David Leonhardt of the New York Times earned a cheer from me this morning with his column on centrist bias in journalism, a bias that currently hits liberal Democratic candidates like Warren and Sanders hard.
He takes off from an observation by John Harris of Politico, which also deserves a cheer for the tendency — in evidence locally as well as nationally in the commentator class. He wrote of centrist bias:
“This bias is marked by an instinctual suspicion of anything suggesting ideological zealotry, an admiration for difference-splitting, a conviction that politics should be a tidier and more rational process than it usually is.”
Leonhardt picks up the thread:
Centrist bias, as I see it, confuses the idea of centrism (which is very much an ideology) with objectivity and fairness. It’s an understandable confusion, because American politics is dominated by the two major parties, one on the left and one on the right. And the overwhelming majority of journalists at so-called mainstream outlets — national magazines, newspapers, public radio, the non-Fox television networks — really are doing their best to treat both parties fairly.
In doing so, however, they often make an honest mistake: They equate balance with the midpoint between the two parties’ ideologies. Over the years, many press critics have pointed out one weakness of this approach: false equivalence, the refusal to consider the possibility that one side of an argument is simply (or mostly) right.
But that’s not the only problem. There’s also the possibility that both political parties have been wrong about something and that the solution, rather than being roughly halfway between their answers, is different from what either has been proposing.

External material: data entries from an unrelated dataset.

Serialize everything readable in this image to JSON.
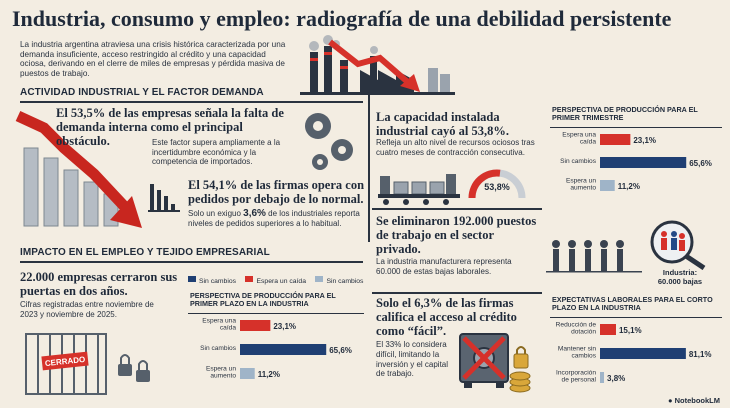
{
  "title": "Industria, consumo y empleo: radiografía de una debilidad persistente",
  "intro": "La industria argentina atraviesa una crisis histórica caracterizada por una demanda insuficiente, acceso restringido al crédito y una capacidad ociosa, derivando en el clerre de miles de empresas y pérdida masiva de puestos de trabajo.",
  "colors": {
    "navy": "#1f3f73",
    "red": "#d6312a",
    "lightblue": "#9fb4c8",
    "blue": "#234a86",
    "dark": "#1f2a3a"
  },
  "section1": {
    "heading": "ACTIVIDAD INDUSTRIAL Y EL FACTOR DEMANDA",
    "stat1_big": "El 53,5% de las empresas señala la falta de demanda interna como el principal obstáculo.",
    "stat1_small": "Este factor supera ampliamente a la incertidumbre económica y la competencia de importados.",
    "stat2_big": "El 54,1% de las firmas opera con pedidos por debajo de lo normal.",
    "stat2_small_pre": "Solo un exiguo ",
    "stat2_highlight": "3,6%",
    "stat2_small_post": " de los industriales reporta niveles de pedidos superiores a lo habitual.",
    "capacity_big": "La capacidad instalada industrial cayó al 53,8%.",
    "capacity_small": "Refleja un alto nivel de recursos ociosos tras cuatro meses de contracción consecutiva.",
    "gauge_label": "53,8%",
    "jobs_big": "Se eliminaron 192.000 puestos de trabajo en el sector privado.",
    "jobs_small": "La industria manufacturera representa 60.000 de estas bajas laborales.",
    "jobs_badge": "Industria:\n60.000 bajas"
  },
  "section2": {
    "heading": "IMPACTO EN EL EMPLEO Y TEJIDO EMPRESARIAL",
    "closed_big": "22.000 empresas cerraron sus puertas en dos años.",
    "closed_small": "Cifras registradas entre noviembre de 2023 y noviembre de 2025.",
    "sign_text": "CERRADO",
    "legend": [
      "Sin cambios",
      "Espera un caída",
      "Sin cambios"
    ],
    "credit_big": "Solo el 6,3% de las firmas califica el acceso al crédito como “fácil”.",
    "credit_small": "El 33% lo considera difícil, limitando la inversión y el capital de trabajo."
  },
  "chart_data": [
    {
      "type": "bar",
      "orientation": "horizontal",
      "title": "PERSPECTIVA DE PRODUCCIÓN PARA EL PRIMER TRIMESTRE",
      "categories": [
        "Espera una caída",
        "Sin cambios",
        "Espera un aumento"
      ],
      "values": [
        23.1,
        65.6,
        11.2
      ],
      "labels": [
        "23,1%",
        "65,6%",
        "11,2%"
      ],
      "colors": [
        "#d6312a",
        "#1f3f73",
        "#9fb4c8"
      ],
      "xlim": [
        0,
        70
      ]
    },
    {
      "type": "bar",
      "orientation": "horizontal",
      "title": "PERSPECTIVA DE PRODUCCIÓN PARA EL PRIMER PLAZO EN LA INDUSTRIA",
      "categories": [
        "Espera una caída",
        "Sin cambios",
        "Espera un aumento"
      ],
      "values": [
        23.1,
        65.6,
        11.2
      ],
      "labels": [
        "23,1%",
        "65,6%",
        "11,2%"
      ],
      "colors": [
        "#d6312a",
        "#1f3f73",
        "#9fb4c8"
      ],
      "xlim": [
        0,
        70
      ]
    },
    {
      "type": "bar",
      "orientation": "horizontal",
      "title": "EXPECTATIVAS LABORALES PARA EL CORTO PLAZO EN LA INDUSTRIA",
      "categories": [
        "Reducción de dotación",
        "Mantener sin cambios",
        "Incorporación de personal"
      ],
      "values": [
        15.1,
        81.1,
        3.8
      ],
      "labels": [
        "15,1%",
        "81,1%",
        "3,8%"
      ],
      "colors": [
        "#d6312a",
        "#1f3f73",
        "#9fb4c8"
      ],
      "xlim": [
        0,
        85
      ]
    },
    {
      "type": "gauge",
      "title": "La capacidad instalada industrial",
      "values": [
        53.8
      ],
      "labels": [
        "53,8%"
      ],
      "ylim": [
        0,
        100
      ]
    }
  ],
  "brand": "NotebookLM"
}
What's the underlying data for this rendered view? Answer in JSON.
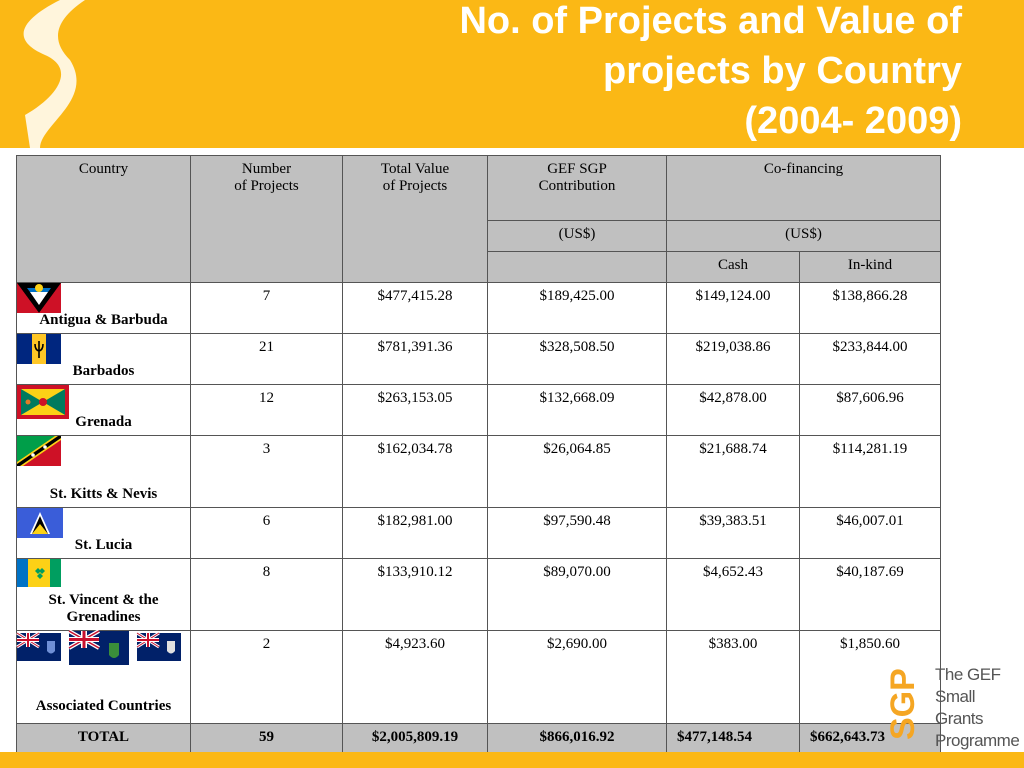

Yep, spare me those forever trying to define a perfect mid-point in politics between the extremists. Sometimes one is right and the other wrong. As Leonhardt notes, citing Arthur Schlesinger, startling changes in public life didn’t come from the middle — think abolition of slavery, women’s suffrage, labor rights, the New Deal, civil rights for black Americans, Reagan’s laissez-faire revolution and same-sex marriage.
And yes, look what Trump is driving now. Racial and religious discrimination, to name two, aren’t centrist. Or let us hope not.